The Urals Federal District straddles the boundary itself. Cities like Yekaterinburg sit right on or just east of the Ural divide, placing them technically in Asia despite feeling culturally European.
A Vast Land With Few People
The population imbalance between European and Asian Russia is striking. Around three-quarters of Russia’s roughly 144 million people live on the European side, which occupies less than a quarter of the country’s land. Asian Russia, despite being three times larger, is home to only about 30 to 35 million people. Much of Siberia and the Far East is extraordinarily sparsely populated, with entire regions averaging fewer than one person per square kilometer.
The major cities in Asian Russia are concentrated along the southern strip, near railways and warmer climates. Novosibirsk, Russia’s third-largest city, is the unofficial capital of Siberia. Krasnoyarsk, Omsk, and Vladivostok (the major Pacific port near the borders of China and North Korea) are other significant urban centers. North of this corridor, settlements thin out dramatically into tundra and taiga.
Eight Time Zones Wide
Russia spans 11 time zones in total, and Asian Russia accounts for eight of them. The westernmost Asian zone, Yekaterinburg Time, runs five hours ahead of UTC and covers regions just east of the Urals with about 20.6 million people. From there, each zone steps forward by an hour as you move east: Omsk Time, Krasnoyarsk Time, Irkutsk Time, Yakutsk Time, Vladivostok Time, Magadan Time, and finally Kamchatka Time at UTC+12, a full ten hours ahead of Moscow.

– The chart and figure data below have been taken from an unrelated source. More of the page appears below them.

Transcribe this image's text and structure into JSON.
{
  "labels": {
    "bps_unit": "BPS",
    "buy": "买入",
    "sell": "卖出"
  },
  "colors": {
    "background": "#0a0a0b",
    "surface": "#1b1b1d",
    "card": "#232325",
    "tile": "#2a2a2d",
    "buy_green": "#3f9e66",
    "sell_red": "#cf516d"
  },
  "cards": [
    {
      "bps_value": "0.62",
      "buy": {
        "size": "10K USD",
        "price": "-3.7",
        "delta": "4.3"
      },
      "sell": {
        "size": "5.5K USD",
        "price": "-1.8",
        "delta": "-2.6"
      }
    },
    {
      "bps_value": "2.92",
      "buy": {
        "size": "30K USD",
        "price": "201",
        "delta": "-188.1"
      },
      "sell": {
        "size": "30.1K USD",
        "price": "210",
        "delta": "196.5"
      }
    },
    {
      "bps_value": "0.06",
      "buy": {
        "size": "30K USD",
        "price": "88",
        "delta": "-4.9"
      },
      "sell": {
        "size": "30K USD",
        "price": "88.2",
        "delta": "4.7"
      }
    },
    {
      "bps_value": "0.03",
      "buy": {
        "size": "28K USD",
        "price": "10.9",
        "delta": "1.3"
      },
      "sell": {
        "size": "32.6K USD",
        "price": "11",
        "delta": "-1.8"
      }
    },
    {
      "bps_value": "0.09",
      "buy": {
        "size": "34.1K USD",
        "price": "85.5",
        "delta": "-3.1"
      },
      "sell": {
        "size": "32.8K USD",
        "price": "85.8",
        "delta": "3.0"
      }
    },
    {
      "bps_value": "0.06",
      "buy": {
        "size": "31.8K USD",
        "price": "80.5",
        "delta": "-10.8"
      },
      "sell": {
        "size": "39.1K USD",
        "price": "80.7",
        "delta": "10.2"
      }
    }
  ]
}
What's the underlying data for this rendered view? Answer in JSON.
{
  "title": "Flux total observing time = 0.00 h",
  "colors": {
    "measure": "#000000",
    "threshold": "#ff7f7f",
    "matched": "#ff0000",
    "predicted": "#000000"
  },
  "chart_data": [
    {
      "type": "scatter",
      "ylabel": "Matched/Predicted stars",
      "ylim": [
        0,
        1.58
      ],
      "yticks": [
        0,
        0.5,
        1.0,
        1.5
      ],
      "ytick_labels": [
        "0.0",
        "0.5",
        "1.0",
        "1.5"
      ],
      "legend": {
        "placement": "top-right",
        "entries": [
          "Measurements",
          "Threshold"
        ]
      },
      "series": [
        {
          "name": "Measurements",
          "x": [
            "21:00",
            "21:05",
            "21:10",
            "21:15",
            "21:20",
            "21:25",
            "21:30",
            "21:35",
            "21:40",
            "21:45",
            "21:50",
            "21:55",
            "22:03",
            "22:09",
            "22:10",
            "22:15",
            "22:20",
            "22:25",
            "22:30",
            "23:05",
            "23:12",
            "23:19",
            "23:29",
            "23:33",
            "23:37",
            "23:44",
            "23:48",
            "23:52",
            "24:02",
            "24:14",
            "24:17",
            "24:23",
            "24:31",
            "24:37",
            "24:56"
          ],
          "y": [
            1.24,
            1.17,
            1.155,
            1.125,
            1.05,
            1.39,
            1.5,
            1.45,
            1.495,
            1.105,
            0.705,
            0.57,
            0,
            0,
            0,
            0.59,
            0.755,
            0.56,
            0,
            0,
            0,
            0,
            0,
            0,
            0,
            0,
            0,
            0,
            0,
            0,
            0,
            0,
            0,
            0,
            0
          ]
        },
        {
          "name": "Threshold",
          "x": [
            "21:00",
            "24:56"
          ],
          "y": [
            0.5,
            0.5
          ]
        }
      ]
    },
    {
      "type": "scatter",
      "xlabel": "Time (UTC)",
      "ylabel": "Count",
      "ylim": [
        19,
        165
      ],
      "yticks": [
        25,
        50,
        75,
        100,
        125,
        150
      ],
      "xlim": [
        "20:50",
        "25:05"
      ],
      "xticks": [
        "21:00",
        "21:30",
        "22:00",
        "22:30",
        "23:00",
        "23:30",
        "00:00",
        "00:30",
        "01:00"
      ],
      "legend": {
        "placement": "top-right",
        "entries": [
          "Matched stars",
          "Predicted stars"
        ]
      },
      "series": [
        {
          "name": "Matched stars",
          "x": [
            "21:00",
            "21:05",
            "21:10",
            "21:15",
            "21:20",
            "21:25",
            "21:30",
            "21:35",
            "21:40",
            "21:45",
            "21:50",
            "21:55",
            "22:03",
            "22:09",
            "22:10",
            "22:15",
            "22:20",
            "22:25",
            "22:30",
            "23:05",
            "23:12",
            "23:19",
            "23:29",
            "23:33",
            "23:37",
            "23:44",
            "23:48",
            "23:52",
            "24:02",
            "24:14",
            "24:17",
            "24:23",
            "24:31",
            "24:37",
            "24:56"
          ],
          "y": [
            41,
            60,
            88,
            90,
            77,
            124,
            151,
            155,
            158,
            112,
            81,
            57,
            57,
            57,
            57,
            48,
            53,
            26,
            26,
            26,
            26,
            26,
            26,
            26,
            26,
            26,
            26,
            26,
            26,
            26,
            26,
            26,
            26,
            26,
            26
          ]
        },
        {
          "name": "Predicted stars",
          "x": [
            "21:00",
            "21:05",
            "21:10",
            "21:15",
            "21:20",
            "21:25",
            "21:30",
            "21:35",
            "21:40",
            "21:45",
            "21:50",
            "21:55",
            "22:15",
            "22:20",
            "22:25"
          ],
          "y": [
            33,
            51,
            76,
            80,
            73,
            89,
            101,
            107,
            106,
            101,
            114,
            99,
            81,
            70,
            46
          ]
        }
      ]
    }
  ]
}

When it’s noon in Moscow, it’s already 9 p.m. in Kamchatka. The Kamchatka and Chukotka time zone covers fewer than 340,000 people, while Krasnoyarsk Time, in the middle of Siberia, serves over 12 million. This range captures the paradox of Asian Russia: geographically enormous, but with population clusters separated by vast stretches of near-emptiness.
Why Russia Is Considered European
Despite most of its territory sitting in Asia, Russia is typically grouped with Europe politically and culturally. The country’s capital, its largest cities, and the bulk of its population are all on the European side. Russian expansion into Asia happened gradually over several centuries, pushing eastward from the Urals to the Pacific by the mid-1600s. The historic core of Russian civilization, its political institutions, and most of its economic output remain rooted in the European portion.
That said, Asian Russia holds enormous strategic and economic importance. Siberia and the Far East contain vast reserves of oil, natural gas, timber, diamonds, and other minerals. Much of Russia’s energy production comes from wells and fields in western Siberia, making this “empty” part of the country the engine behind a significant share of government revenue. The region is geographically Asian, economically critical, and culturally a blend of Russian, Indigenous Siberian, and East Asian influences that defies a simple continental label.